There are multiple and sometimes surprising layers of internal oppression that come into play when building a member-led organization. The foreignness of self-advocacy and leadership is endemic in communities from which agency has been systematically taken. In these settings, even the most obvious and seemingly fixable targets, like representation, come with unforeseen hurdles. It is an impossible shift to make alone.

A Broader Challenge

Nationwide, close to 80 percent of nonprofit board chairs and nearly two-thirds of board members are White. And that can be difficult to change, even when there is good will. I’ve seen this in my own consulting work. For example, in 2023, I was advising new board members of a local community land trust, whose largely White board was trying to recruit working-class and predominantly people of color members. In our initial meeting, they told me that nothing they did—from casting a wide net to door-knocking to personal invitations—was working.

Exacerbating the situation, the new board members were hyper-aware of their own White identities, and thus hesitant to try their own creative, self-engineered solutions. The situation illustrates just how knotty constructive politics can be. It can be seemingly impossible to establish a common purpose. Deference, it seems, is a necessary albeit limited first step. 

These challenges are ever present throughout movement spaces. Take the Asian Americans with Disabilities Initiative, based in Lawndale, CA, near Los Angeles. Dennis Tran, their director of partnerships, is a disability advocate. He’s worked in a variety of nonprofit settings as staff and as a consultant.

Tran questions how a group can even begin to discuss shared objectives without first meeting basic accommodations. Tran has encountered ableism from otherwise inclusive organizations that inhibit full participation from blind and/or deaf members. “When people don’t understand that, or understand me, it’s difficult [to be an advocate]” he says. Even organizations that have obviated deference politics altogether through their structure as member-led nonprofits can struggle.

The work is to hold multiple truths at once.

Yet another example is provided by Lisa Cuestas, the CEO of Casa Familiar in San Ysidro, CA, which is south of San Diego, just across the Mexican border from Tijuana. Cuestas says member staff often forgive serious inequities in order to carry out the mission.

“Staff put up with a lot because ‘it’s family.’ We recognized that we haven’t been paying livable wages, given the rents or mortgages our staff have to pay; now, we make sure our wages are not low-income wages. Our mission [now] is to enhance compensation,” Cuestas told NPQ a few years ago.

A family-oriented culture alongside a sense of pride in the mission has long enabled worker exploitation in the nonprofit sector. Even with the mic in the exact right place, with the exact right people working toward a collective aim, power remains an issue.

At Restore Oakland, Nguyen says the work is to hold multiple truths at once.

“We’re a group of organizers who are also transformative justice practitioners. We’re not building a membership so that they can have a transactional relationship with us.
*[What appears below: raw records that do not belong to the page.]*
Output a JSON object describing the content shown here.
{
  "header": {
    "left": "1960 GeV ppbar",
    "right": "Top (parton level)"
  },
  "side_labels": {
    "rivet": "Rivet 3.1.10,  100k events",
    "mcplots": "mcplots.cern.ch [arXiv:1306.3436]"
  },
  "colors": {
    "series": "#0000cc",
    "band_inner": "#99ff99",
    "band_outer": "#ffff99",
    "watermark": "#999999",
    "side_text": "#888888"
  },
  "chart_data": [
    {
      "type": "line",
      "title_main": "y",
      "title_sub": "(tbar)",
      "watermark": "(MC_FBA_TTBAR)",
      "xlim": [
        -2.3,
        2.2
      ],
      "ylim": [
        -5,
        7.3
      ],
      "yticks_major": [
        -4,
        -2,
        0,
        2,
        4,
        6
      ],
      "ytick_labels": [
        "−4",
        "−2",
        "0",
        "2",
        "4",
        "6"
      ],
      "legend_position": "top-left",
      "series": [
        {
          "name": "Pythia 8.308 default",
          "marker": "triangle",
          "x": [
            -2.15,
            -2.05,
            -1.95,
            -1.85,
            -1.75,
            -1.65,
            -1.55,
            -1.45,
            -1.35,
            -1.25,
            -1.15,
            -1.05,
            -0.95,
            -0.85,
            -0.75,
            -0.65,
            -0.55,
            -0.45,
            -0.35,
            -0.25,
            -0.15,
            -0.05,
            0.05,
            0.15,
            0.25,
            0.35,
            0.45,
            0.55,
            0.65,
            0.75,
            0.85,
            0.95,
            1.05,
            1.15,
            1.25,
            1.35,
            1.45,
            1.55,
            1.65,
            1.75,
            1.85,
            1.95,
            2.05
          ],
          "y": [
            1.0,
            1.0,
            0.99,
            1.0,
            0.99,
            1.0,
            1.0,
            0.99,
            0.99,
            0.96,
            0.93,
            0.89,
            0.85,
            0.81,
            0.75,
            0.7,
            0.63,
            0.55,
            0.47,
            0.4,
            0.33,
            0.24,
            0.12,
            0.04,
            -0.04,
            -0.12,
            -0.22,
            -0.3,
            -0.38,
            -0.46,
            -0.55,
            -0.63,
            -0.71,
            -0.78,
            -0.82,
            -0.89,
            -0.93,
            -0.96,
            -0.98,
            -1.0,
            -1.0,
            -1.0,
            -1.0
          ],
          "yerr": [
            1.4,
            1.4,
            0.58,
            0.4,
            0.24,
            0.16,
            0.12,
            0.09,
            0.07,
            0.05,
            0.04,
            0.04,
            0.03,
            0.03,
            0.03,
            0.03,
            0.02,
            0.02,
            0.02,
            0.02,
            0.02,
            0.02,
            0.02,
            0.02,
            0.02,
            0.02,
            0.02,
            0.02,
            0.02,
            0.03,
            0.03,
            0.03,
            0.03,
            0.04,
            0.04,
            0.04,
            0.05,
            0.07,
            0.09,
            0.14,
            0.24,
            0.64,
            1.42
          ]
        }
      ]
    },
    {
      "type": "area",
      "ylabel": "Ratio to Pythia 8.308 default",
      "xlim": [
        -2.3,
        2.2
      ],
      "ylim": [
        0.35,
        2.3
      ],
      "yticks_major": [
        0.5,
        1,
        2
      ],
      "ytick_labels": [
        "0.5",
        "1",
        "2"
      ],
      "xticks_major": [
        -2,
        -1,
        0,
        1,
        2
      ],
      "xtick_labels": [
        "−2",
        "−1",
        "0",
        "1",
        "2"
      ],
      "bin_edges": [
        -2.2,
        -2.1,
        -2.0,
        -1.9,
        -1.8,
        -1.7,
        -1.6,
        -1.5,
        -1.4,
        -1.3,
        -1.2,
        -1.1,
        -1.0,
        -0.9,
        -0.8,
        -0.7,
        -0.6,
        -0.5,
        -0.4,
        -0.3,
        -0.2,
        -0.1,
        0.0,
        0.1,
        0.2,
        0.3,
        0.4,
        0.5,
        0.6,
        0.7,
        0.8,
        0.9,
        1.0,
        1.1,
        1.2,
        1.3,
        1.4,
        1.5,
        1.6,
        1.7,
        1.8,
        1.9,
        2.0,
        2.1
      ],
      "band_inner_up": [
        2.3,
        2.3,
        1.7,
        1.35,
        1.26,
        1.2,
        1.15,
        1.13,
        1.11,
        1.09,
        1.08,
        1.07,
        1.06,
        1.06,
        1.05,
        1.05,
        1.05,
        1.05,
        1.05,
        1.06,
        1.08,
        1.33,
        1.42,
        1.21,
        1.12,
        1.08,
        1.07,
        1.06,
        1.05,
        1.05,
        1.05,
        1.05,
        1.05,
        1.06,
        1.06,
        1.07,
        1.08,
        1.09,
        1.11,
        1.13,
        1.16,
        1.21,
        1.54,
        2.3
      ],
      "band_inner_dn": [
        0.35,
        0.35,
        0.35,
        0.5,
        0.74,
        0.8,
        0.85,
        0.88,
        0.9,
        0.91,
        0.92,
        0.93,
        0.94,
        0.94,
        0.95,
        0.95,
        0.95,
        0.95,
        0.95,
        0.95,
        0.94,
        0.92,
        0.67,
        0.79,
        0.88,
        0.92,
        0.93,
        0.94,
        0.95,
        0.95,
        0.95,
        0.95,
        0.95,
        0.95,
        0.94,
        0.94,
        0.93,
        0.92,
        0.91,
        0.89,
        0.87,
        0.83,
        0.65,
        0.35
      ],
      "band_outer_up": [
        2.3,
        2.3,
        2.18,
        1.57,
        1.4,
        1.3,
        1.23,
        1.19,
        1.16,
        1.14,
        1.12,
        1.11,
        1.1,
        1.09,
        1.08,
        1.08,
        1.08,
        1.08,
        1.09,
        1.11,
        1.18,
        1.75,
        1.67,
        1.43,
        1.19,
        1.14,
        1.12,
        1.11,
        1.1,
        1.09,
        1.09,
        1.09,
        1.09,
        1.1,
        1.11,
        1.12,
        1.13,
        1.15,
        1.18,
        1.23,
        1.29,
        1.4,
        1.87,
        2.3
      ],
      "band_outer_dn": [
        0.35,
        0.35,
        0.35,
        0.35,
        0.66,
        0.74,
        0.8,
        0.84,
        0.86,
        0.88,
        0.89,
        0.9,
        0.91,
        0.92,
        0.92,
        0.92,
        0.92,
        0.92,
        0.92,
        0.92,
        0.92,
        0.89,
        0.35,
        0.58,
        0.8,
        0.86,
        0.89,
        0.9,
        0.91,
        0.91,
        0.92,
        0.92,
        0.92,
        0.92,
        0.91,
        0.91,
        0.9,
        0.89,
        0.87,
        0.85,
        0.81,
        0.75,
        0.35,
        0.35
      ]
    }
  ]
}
There’s a lot of healing and reciprocity in the process and it’s not like it’s not unidirectional or bidirectional; it’s multidirectional,” they say.

Nguyen is collaborating with external support for Restore Oakland’s transition toward member leadership. This involves working with a consultant to help them track and name the ambiguous connective tissue that tethers communities, like solidarity. While a common objective may be evasive or hard to identify, values and the potential of partnerships are not. Nguyen says, “So many people don’t recognize the power that they have.”